Source de-duplication aims to avoid transfer of duplicate data over the network to the storage device. The source de-duplication device establishes a connection with the target storage device and evaluates data before initiating the de-duplication process. The synchronization with the destination or target disk is maintained throughout the operation so that data can be synchronized and file matches can be eliminated at source. This saves bandwidth.

Byte level scans are performed by the source de-dupe hardware or software to identify “changed bytes”. The changed bytes are then sent to the target device with pointers to the original files and indexes are updated with the pointers for ease of recovery. The entire operation happens on the fly and is very efficient, accurate and light on processing power compared to post process de-duplication.

Source de-duplication devices have the capacity to classify data in real time. Policy based device configurations can categorize data at granular levels and filter out data even as it passes through the source de-dupe device. Files can be included or excluded on the basis of the domain, group, owner, user, path, age, storage type or file type or on the basis of Recovery point objectives or retention periods.

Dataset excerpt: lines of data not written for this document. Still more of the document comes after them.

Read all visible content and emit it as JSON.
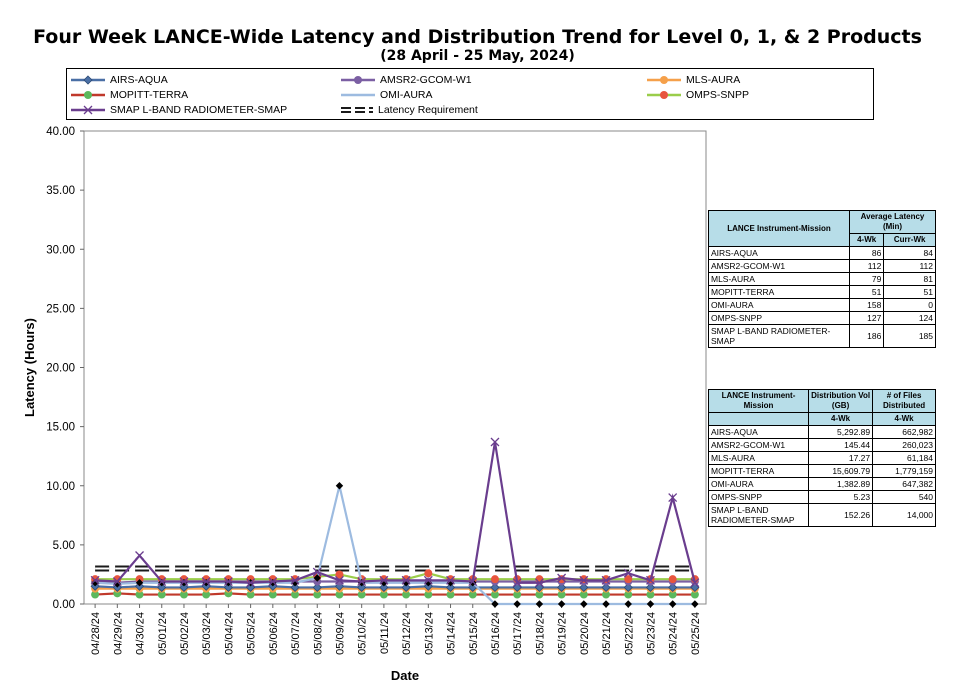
{
  "title": "Four Week LANCE-Wide Latency and Distribution Trend for Level 0, 1, & 2 Products",
  "subtitle": "(28  April    - 25  May,  2024)",
  "chart_data": {
    "type": "line",
    "xlabel": "Date",
    "ylabel": "Latency (Hours)",
    "ylim": [
      0,
      40
    ],
    "yticks": [
      "0.00",
      "5.00",
      "10.00",
      "15.00",
      "20.00",
      "25.00",
      "30.00",
      "35.00",
      "40.00"
    ],
    "legend_position": "top",
    "categories": [
      "04/28/24",
      "04/29/24",
      "04/30/24",
      "05/01/24",
      "05/02/24",
      "05/03/24",
      "05/04/24",
      "05/05/24",
      "05/06/24",
      "05/07/24",
      "05/08/24",
      "05/09/24",
      "05/10/24",
      "05/11/24",
      "05/12/24",
      "05/13/24",
      "05/14/24",
      "05/15/24",
      "05/16/24",
      "05/17/24",
      "05/18/24",
      "05/19/24",
      "05/20/24",
      "05/21/24",
      "05/22/24",
      "05/23/24",
      "05/24/24",
      "05/25/24"
    ],
    "series": [
      {
        "name": "AIRS-AQUA",
        "color": "#4a6fa5",
        "marker": "diamond",
        "values": [
          1.5,
          1.4,
          1.5,
          1.4,
          1.4,
          1.5,
          1.4,
          1.4,
          1.5,
          1.4,
          1.4,
          1.5,
          1.4,
          1.4,
          1.4,
          1.5,
          1.4,
          1.4,
          1.4,
          1.4,
          1.4,
          1.4,
          1.4,
          1.4,
          1.4,
          1.4,
          1.4,
          1.4
        ]
      },
      {
        "name": "AMSR2-GCOM-W1",
        "color": "#7b5fa3",
        "marker": "circle",
        "values": [
          1.9,
          1.8,
          1.9,
          1.9,
          1.9,
          1.9,
          1.9,
          1.9,
          1.9,
          1.9,
          1.9,
          1.9,
          1.9,
          1.9,
          1.9,
          1.9,
          1.9,
          1.9,
          1.9,
          1.9,
          1.9,
          1.9,
          1.9,
          1.9,
          1.9,
          1.9,
          1.9,
          1.9
        ]
      },
      {
        "name": "MLS-AURA",
        "color": "#f5a04a",
        "marker": "circle",
        "values": [
          1.3,
          1.3,
          1.3,
          1.3,
          1.3,
          1.3,
          1.3,
          1.3,
          1.3,
          1.3,
          1.3,
          1.3,
          1.3,
          1.3,
          1.3,
          1.3,
          1.3,
          1.3,
          1.3,
          1.3,
          1.3,
          1.3,
          1.3,
          1.3,
          1.3,
          1.3,
          1.3,
          1.3
        ]
      },
      {
        "name": "MOPITT-TERRA",
        "color": "#c0392b",
        "marker": "none",
        "values": [
          0.8,
          0.9,
          0.8,
          0.8,
          0.8,
          0.8,
          0.9,
          0.8,
          0.8,
          0.8,
          0.8,
          0.8,
          0.8,
          0.8,
          0.8,
          0.8,
          0.8,
          0.8,
          0.8,
          0.8,
          0.8,
          0.8,
          0.8,
          0.8,
          0.8,
          0.8,
          0.8,
          0.8
        ]
      },
      {
        "name": "OMI-AURA",
        "color": "#9dbbe0",
        "marker": "diamond-small",
        "values": [
          1.8,
          1.7,
          1.8,
          1.8,
          1.8,
          1.8,
          1.8,
          1.8,
          1.8,
          1.8,
          2.2,
          10.0,
          1.8,
          1.8,
          1.8,
          1.8,
          1.8,
          1.8,
          0,
          0,
          0,
          0,
          0,
          0,
          0,
          0,
          0,
          0
        ]
      },
      {
        "name": "OMPS-SNPP",
        "color": "#9acd4a",
        "marker": "circle-red",
        "values": [
          2.1,
          2.1,
          2.1,
          2.1,
          2.1,
          2.1,
          2.1,
          2.1,
          2.1,
          2.1,
          2.3,
          2.5,
          2.1,
          2.1,
          2.1,
          2.6,
          2.1,
          2.1,
          2.1,
          2.1,
          2.1,
          2.1,
          2.1,
          2.1,
          2.1,
          2.1,
          2.1,
          2.1
        ]
      },
      {
        "name": "SMAP L-BAND RADIOMETER-SMAP",
        "color": "#6a3d8e",
        "marker": "x",
        "values": [
          2.0,
          1.9,
          4.1,
          1.9,
          1.9,
          1.9,
          1.9,
          1.8,
          1.9,
          2.0,
          2.7,
          2.0,
          1.9,
          2.0,
          2.0,
          2.0,
          2.0,
          1.9,
          13.7,
          1.8,
          1.8,
          2.2,
          2.0,
          2.0,
          2.6,
          2.0,
          9.0,
          1.8
        ]
      },
      {
        "name": "Latency Requirement",
        "color": "#1a1a1a",
        "marker": "none",
        "dashed": true,
        "values": [
          3,
          3,
          3,
          3,
          3,
          3,
          3,
          3,
          3,
          3,
          3,
          3,
          3,
          3,
          3,
          3,
          3,
          3,
          3,
          3,
          3,
          3,
          3,
          3,
          3,
          3,
          3,
          3
        ]
      }
    ]
  },
  "latency_table": {
    "h_col1": "LANCE Instrument-Mission",
    "h_group": "Average Latency (Min)",
    "h_sub1": "4-Wk",
    "h_sub2": "Curr-Wk",
    "rows": [
      {
        "name": "AIRS-AQUA",
        "a": "86",
        "b": "84"
      },
      {
        "name": "AMSR2-GCOM-W1",
        "a": "112",
        "b": "112"
      },
      {
        "name": "MLS-AURA",
        "a": "79",
        "b": "81"
      },
      {
        "name": "MOPITT-TERRA",
        "a": "51",
        "b": "51"
      },
      {
        "name": "OMI-AURA",
        "a": "158",
        "b": "0"
      },
      {
        "name": "OMPS-SNPP",
        "a": "127",
        "b": "124"
      },
      {
        "name": "SMAP L-BAND RADIOMETER-SMAP",
        "a": "186",
        "b": "185"
      }
    ]
  },
  "distribution_table": {
    "h_col1": "LANCE Instrument-Mission",
    "h_col2": "Distribution Vol (GB)",
    "h_col3": "# of Files Distributed",
    "h_sub1": "4-Wk",
    "h_sub2": "4-Wk",
    "rows": [
      {
        "name": "AIRS-AQUA",
        "a": "5,292.89",
        "b": "662,982"
      },
      {
        "name": "AMSR2-GCOM-W1",
        "a": "145.44",
        "b": "260,023"
      },
      {
        "name": "MLS-AURA",
        "a": "17.27",
        "b": "61,184"
      },
      {
        "name": "MOPITT-TERRA",
        "a": "15,609.79",
        "b": "1,779,159"
      },
      {
        "name": "OMI-AURA",
        "a": "1,382.89",
        "b": "647,382"
      },
      {
        "name": "OMPS-SNPP",
        "a": "5.23",
        "b": "540"
      },
      {
        "name": "SMAP L-BAND RADIOMETER-SMAP",
        "a": "152.26",
        "b": "14,000"
      }
    ]
  }
}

But, source de-duplication has its flip side. While source de-duplication reduces the amount of bandwidth you need for transmitting data to the destination drive, the process imposes a higher processing load on the client. It is estimated that the CPU power consumed goes up by 25-50% and this may not really be what you are looking for.

Source based de-duplication nodes may have to be incorporated into every connected location.  This has cost implications and is certainly more expensive when compared to target de-duplication techniques in which all de-duplication is done on a single de-duplication device that is located at a nodal point on the network.

Finally, the source software may have to be redesigned if the existing software does not support de-duplication algorithms or hardware. This is not the case in target de-duplication where the de-dupe software and hardware is isolated from the enterprise software or hardware and no changes require to be made at source for de-duplication.